Monday, September 7, 2020

SUDUT PANDANG: MENYOAL IMIGRAN DI JERMAN

Saya membaca-baca berita DW Indonesia, salah satu portal paling terkenal di Jerman. Ada satu berita yang mengulas bagaimana saat ini pemerintah Jerman sedang galau. Apa yang digalaukan? Otoritas pemerintah di Jerman sana terpecah menjadi dua kubu dalam menyikapi gelombang arus imigran yang masuk ke Jerman. Ada persoalan serius yang menghambat akan tetapi ada juga hikmah kebaikan yang hadir dari kasus imigran ini.

Ilustrasi: Bendera Jerman dan Turki terpampang jejer di jalanan Kota Berlin
Sumber: google

Satu kubu mengatakan bahwa hadirnya imigran adalah berkah karena di tengah-tengah banyaknya jumlah imigran tersebut diyakini ada banyak tenaga terampil yang bisa diberdayakan untuk menggerakkan ekonomi, sosial budaya dan muaranya adalah kekuatan Jerman. Sebagai contoh saja, bagaimana Timnas sepakbola Jerman sukses berprestasi di kancah internasional berkat hadirnya para pemain keturunan imigran, Ozil dari Turki dan Boateng dari Ghana misalnya. Atau misalnya tumbuhnya sektor manufaktur otomotif karena marketnya semakin luas berkat hadirnya imigran.
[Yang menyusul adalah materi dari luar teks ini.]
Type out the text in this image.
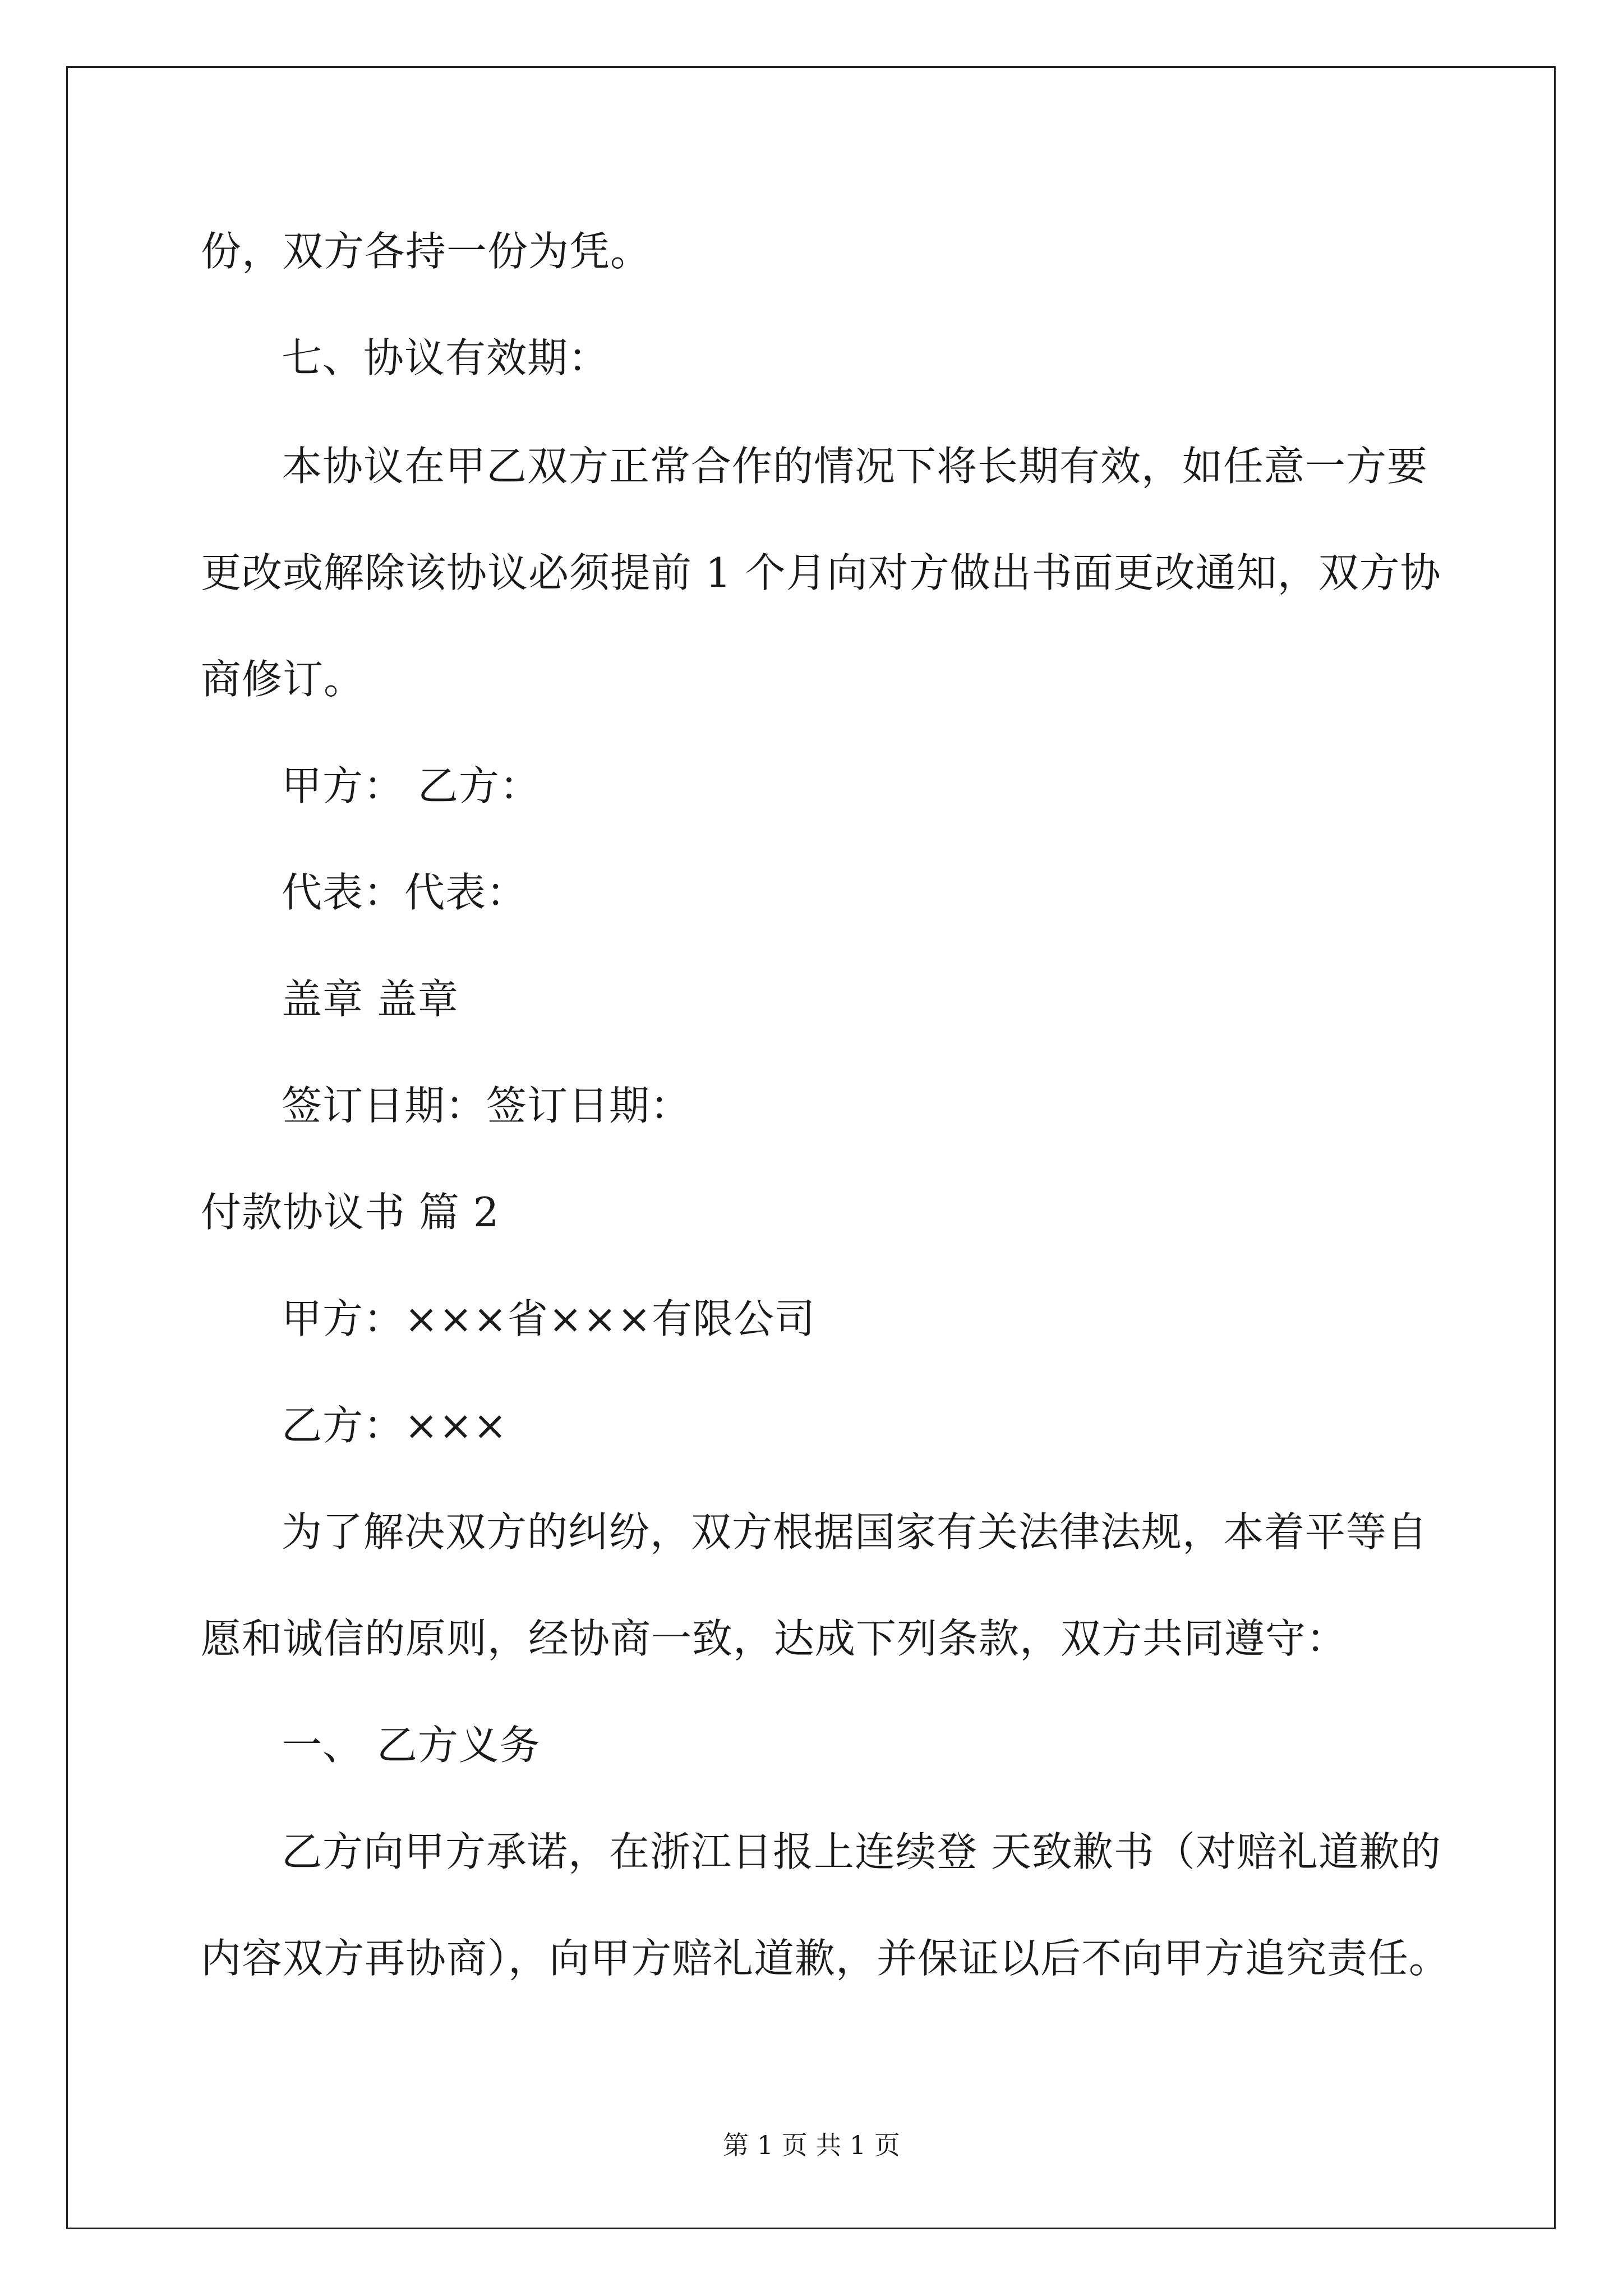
份，双方各持一份为凭。
七、协议有效期：
本协议在甲乙双方正常合作的情况下将长期有效，如任意一方要
更改或解除该协议必须提前 1 个月向对方做出书面更改通知，双方协
商修订。
甲方： 乙方：
代表：代表：
盖章 盖章
签订日期：签订日期：
付款协议书 篇 2
甲方：×××省×××有限公司
乙方：×××
为了解决双方的纠纷，双方根据国家有关法律法规，本着平等自
愿和诚信的原则，经协商一致，达成下列条款，双方共同遵守：
一、 乙方义务
乙方向甲方承诺，在浙江日报上连续登 天致歉书（对赔礼道歉的
内容双方再协商），向甲方赔礼道歉，并保证以后不向甲方追究责任。
第 1 页 共 1 页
Kubu yang lain menyebutkan sebaliknya, bahwa hadirnya imigran di Jerman hanya akan menghabiskan anggaran pemerintah dan ini tentu akan berdampak buruk pada roda ekonomi makro di negara tersebut.  Menurut CNN tercatat pada Juli 2020 ini pemerintah Jerman menggelontorkan anggaran senilai 3 milyar euro untuk menstimulus dan memberi tunjangan kepada imigran yang mayoritas berasal dari Timur Tengah tersebut. Selain itu ada sisa masalah misalnya kriminalitas yang tinggi dan ekonomi yang stagnan di perbatasan dan wilayah yang dihuni oleh banyak imigran, seperti kawasan Jerman Timur.

Dua kubu ini saling "baku hantam" perang pengaruh dan pendapat di meja senat (sekelas legislatif/DPR kalau di Indonesia). Jerman memang sejak 2009 membuka deras kran untuk imigran yang masuk ke negara mereka. Meski begitu sampai detik ini Jerman terus tumbuh berkembang dalam harmonis keragaman. Keanekaragaman sosial budaya mereka kemudian menjadi kaya dan meningkat drastis dari sisi varian. Tercatat pula tetap terjadi pertumbuhan ekonomi, di 2019 kemarin angkanya 0.6 % meski ini tercatat sebagai pertumbuhan paling lambat dalam sejarah ekonomi Jerman.

Saya kemudian membayangkan jika itu terjadi di Indonesia, apakah mungkin terjadi? Akan menjadi sebuah petaka pastinya karena memang negeri ini tidak cukup terbuka pada kelompok lain. Boro-boro membuka kran atau ruang untuk imigran, untuk sekedar menampung dalam waktu sementara pengungsi Rohingya saja misalnya terjadi kegaduhan sangat luar biasa di elit politik dan juga masyarakat. Ini semua tentu karena ketidaksiapan negeri ini mengakomodirnya jika benar-benar  sampai terjadi.

Begitu juga dengan sentimen keras mayoritas penduduk negeri ini yang paranoid sekali terhadap hadirnya kelompok liyan, misalnya dalam menyikapi hadirnya tenaga kerja asing, contohnya dari China yang baru-baru ini memanas di daerah Sulawesi Utara atau daerah lainnya di Indonesia. Kelompok demi kelompok mengaku mengatasnamakan nasionalisme kemudian mentah-mentah menolak semua skema itu. Dalam kasus terdekat adalah menyoal RUU Omnibus Law yang dianggap berpotensi menjadi masalah baru di Indonesia khususnya bagi kelas pekerja.

Kemudian kita semua akhirnya bisa menyimpulkan, memang kita ini tidak setara jika dibandingkan Jerman dalam segalanya dan banyak hal apapun. Utamanya cara berpikir yang terbuka dan sekuler yang menurut hemat penulis sebenarnya bisa dijadikan aset berharga di masa mendatang. Memang kenyataannya masih sulit mengembangkan cara pandang tersebut di masyarakat negeri yang dari dulu hingga sekarang masih berstatus berkembang ini.